At these celebrations, the ancient Celts would store provisions for the Winter and slaughter livestock. This was the end of Harvest time and the signaling of shorter days and longer nights. They also believed that on the night of Samhain (from the 31st of October to the 1st of November), the spirits of the dead would come back to visit the mortal world and they would light huge bonfires to keep away evil spirits. It was the night festival of the “Celtic New Year” which gave way to a new darker season.
When they conquered the British Isles, the Romans incorporated some Celtic celebrations and included them in their own Calendar. And so, the night of Samhain became a Roman festival dedicated to their own harvest goddess, Pomona. On the part of Catholicism, Pope Gregory III (731-741) consecrated a chapel in the Basilica of St Peter and fixed the anniversary of the 1st of November. His successor, Gregory IV extended this celebration of the 1st of November to the whole Church trying to provide a holy framework for what had been a well rooted pagan tradition. And like in many other important Christian celebrations, the eve of All Saints Day begins the night before.
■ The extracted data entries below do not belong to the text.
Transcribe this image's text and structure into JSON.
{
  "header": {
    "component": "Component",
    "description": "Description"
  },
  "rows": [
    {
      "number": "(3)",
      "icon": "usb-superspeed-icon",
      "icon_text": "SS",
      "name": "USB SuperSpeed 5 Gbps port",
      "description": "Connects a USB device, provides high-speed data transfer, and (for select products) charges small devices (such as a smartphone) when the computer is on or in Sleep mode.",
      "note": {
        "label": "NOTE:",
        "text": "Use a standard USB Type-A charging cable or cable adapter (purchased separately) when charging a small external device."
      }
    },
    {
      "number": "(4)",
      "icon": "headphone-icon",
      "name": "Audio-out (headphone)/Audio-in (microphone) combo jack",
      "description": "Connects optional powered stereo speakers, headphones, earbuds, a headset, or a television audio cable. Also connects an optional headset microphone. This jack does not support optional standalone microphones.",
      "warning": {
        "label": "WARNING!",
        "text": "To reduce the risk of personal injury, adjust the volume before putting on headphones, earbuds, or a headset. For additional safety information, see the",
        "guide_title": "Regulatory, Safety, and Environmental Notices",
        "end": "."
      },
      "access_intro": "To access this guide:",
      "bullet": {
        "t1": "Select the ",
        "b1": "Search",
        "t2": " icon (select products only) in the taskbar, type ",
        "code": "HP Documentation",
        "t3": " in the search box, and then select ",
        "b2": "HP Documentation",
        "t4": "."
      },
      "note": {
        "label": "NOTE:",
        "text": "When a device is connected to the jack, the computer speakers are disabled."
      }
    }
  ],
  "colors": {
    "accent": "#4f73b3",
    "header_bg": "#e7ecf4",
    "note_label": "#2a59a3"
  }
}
It was then that the tradition moved on and crossed the Atlantic. In 1845, Ireland went through its worst period of social and economic crisis know as the Great Irish Famine. Many thousands of Irish people emigrated to other countries looking for work, especially to the United States. The Irish took with them many of their traditions, and that is how All Hallows Eve became Halloween. In North America the celebration then became much more colourful and certainly much more commercial.
Despite its dark beginnings, the most interesting thing about this celebration isn´t its gloomy character, but rather the mixture of pagan and religious cultures, the combination of different stories and legends. This now allows us to celebrate many ancient traditions, from peoples around the world, on a single day.